On top of that nonsense, this novella currently holds a 4.25 rating here on Goodreads. Having read it, that struck me as... odd. I did some more digging. I visited the profiles of the first ten reviewers in the default view of the Community Reviews section. A quick look at their rating history showed something unusual - all but one of them gave an average rating of 4.0 or higher to the books they'd read, and eight of the ten averaged above a 4.5 (see below):
324 ratings (4.77 avg)
185 ratings (4.86 avg)
30 ratings (4.83 avg)
212 ratings (4.96 avg)
46 ratings (4.83 avg)
135 ratings (4.57 avg)
3 ratings (4.00 avg)
132 ratings (4.79 avg)
504 ratings (3.81 avg)
7 ratings (5.00 avg)

Even my Dad, who has made a commitment to himself to read only books he has reason to believe are excellent, averages at 3.79. Personally, I'm a bit less discerning in my selections and average about a 3.54. An un-scientific sampling of my friends shows most of us in the mid to high 3s, which is what I would expect. I just can't see how a large group of people could average in the high 4s naturally.
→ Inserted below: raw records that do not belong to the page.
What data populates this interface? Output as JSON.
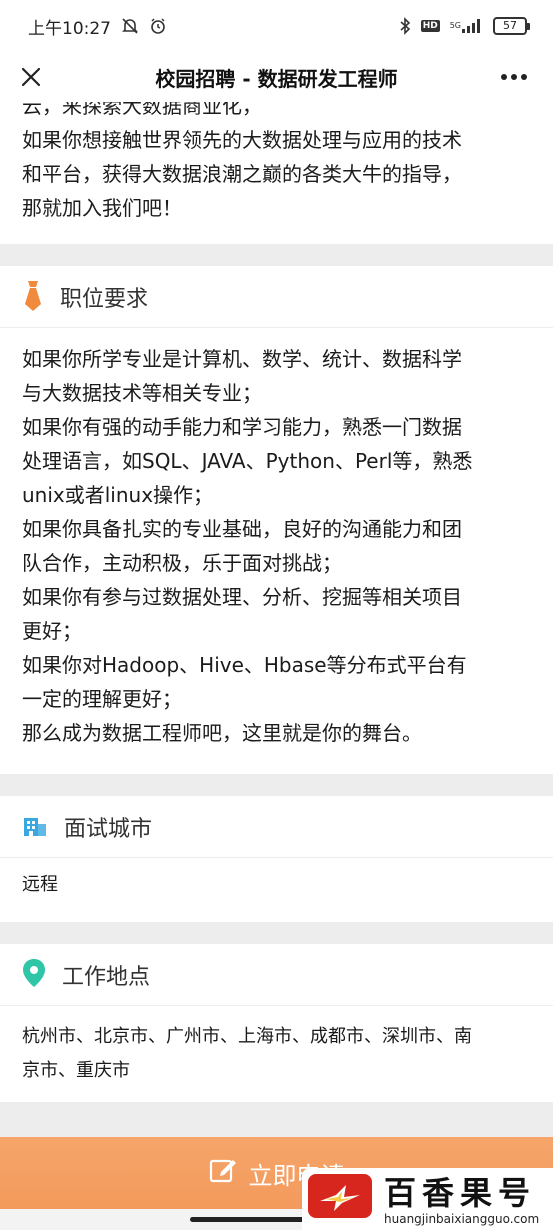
{
  "status_bar": {
    "time": "上午10:27",
    "network": "5G",
    "battery": "57",
    "hd": "HD"
  },
  "titlebar": {
    "title": "校园招聘 - 数据研发工程师"
  },
  "intro": {
    "clipped_line": "云，来探索大数据商业化，",
    "lines": [
      "如果你想接触世界领先的大数据处理与应用的技术",
      "和平台，获得大数据浪潮之巅的各类大牛的指导，",
      "那就加入我们吧！"
    ]
  },
  "requirements": {
    "title": "职位要求",
    "lines": [
      "如果你所学专业是计算机、数学、统计、数据科学",
      "与大数据技术等相关专业；",
      "如果你有强的动手能力和学习能力，熟悉一门数据",
      "处理语言，如SQL、JAVA、Python、Perl等，熟悉",
      "unix或者linux操作；",
      "如果你具备扎实的专业基础，良好的沟通能力和团",
      "队合作，主动积极，乐于面对挑战；",
      "如果你有参与过数据处理、分析、挖掘等相关项目",
      "更好；",
      "如果你对Hadoop、Hive、Hbase等分布式平台有",
      "一定的理解更好；",
      "那么成为数据工程师吧，这里就是你的舞台。"
    ]
  },
  "interview_city": {
    "title": "面试城市",
    "value": "远程"
  },
  "work_location": {
    "title": "工作地点",
    "lines": [
      "杭州市、北京市、广州市、上海市、成都市、深圳市、南",
      "京市、重庆市"
    ]
  },
  "apply": {
    "label": "立即申请"
  },
  "watermark": {
    "title": "百香果号",
    "subtitle": "huangjinbaixiangguo.com"
  },
  "colors": {
    "accent": "#f39a5c",
    "icon_orange": "#f08a3c",
    "icon_blue": "#3aa8e0",
    "icon_teal": "#2fc6a8"
  }
}
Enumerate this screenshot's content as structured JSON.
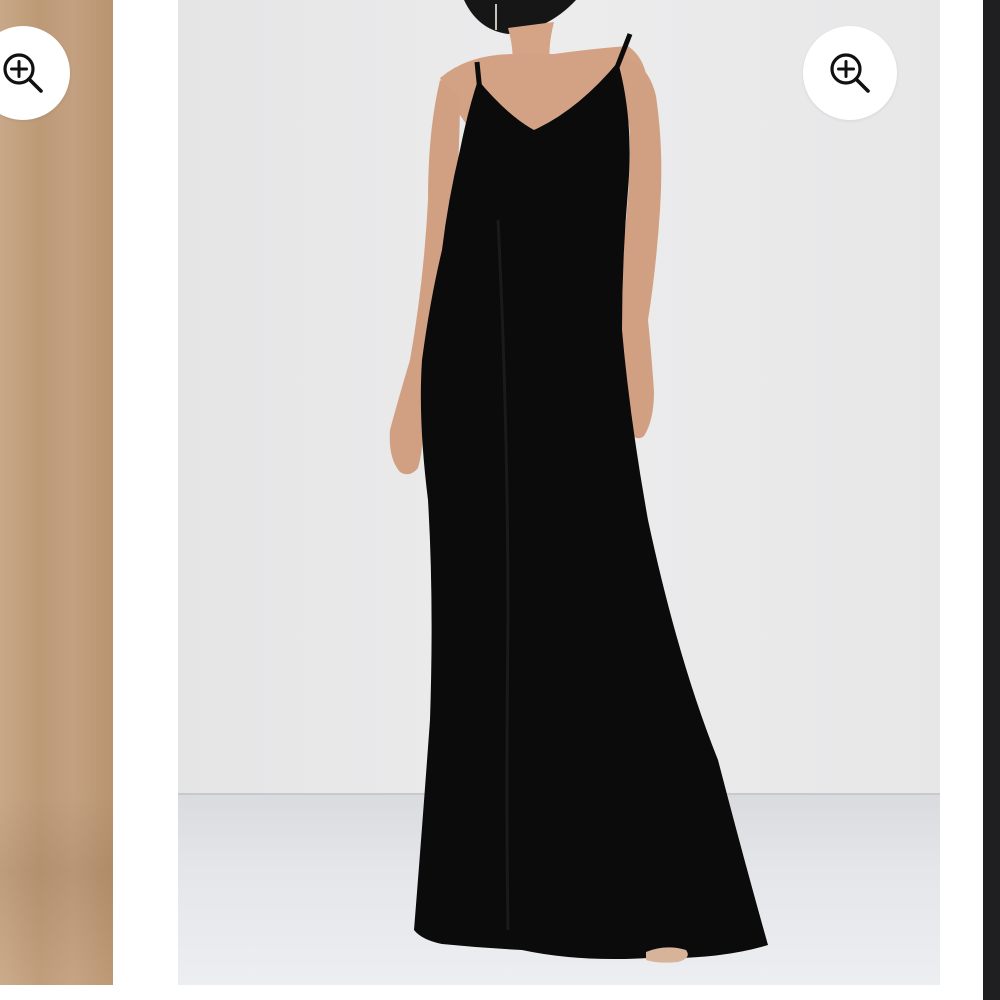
{
  "gallery": {
    "background_color": "#ffffff",
    "slides": [
      {
        "name": "slide-previous",
        "image_color": "#c3a080"
      },
      {
        "name": "slide-current",
        "image": "black-maxi-dress-photo",
        "image_color": "#0b0b0c"
      },
      {
        "name": "slide-next",
        "image_color": "#1f1f21"
      }
    ],
    "zoom_icon": "zoom-in-icon"
  }
}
Anyone who reads enough books will occasionally pick up things that turn out to be less than awesome.

I can only conclude that in addition to gaming the SFWA nomination system, these authors also artificially inflate each other's ratings with strongly positive bogus reviews. The group appears to be committed to increasing sales, which I understand. We've all got to make a living somehow. Where they lose me is their choice to do so not by striving to hone their craft and increase the quality of their work, but instead by increasing the quantity of self-published projects they put out paired with deceptive advertising tactics.

I don't like being played for a fool, and I don't like having my time wasted.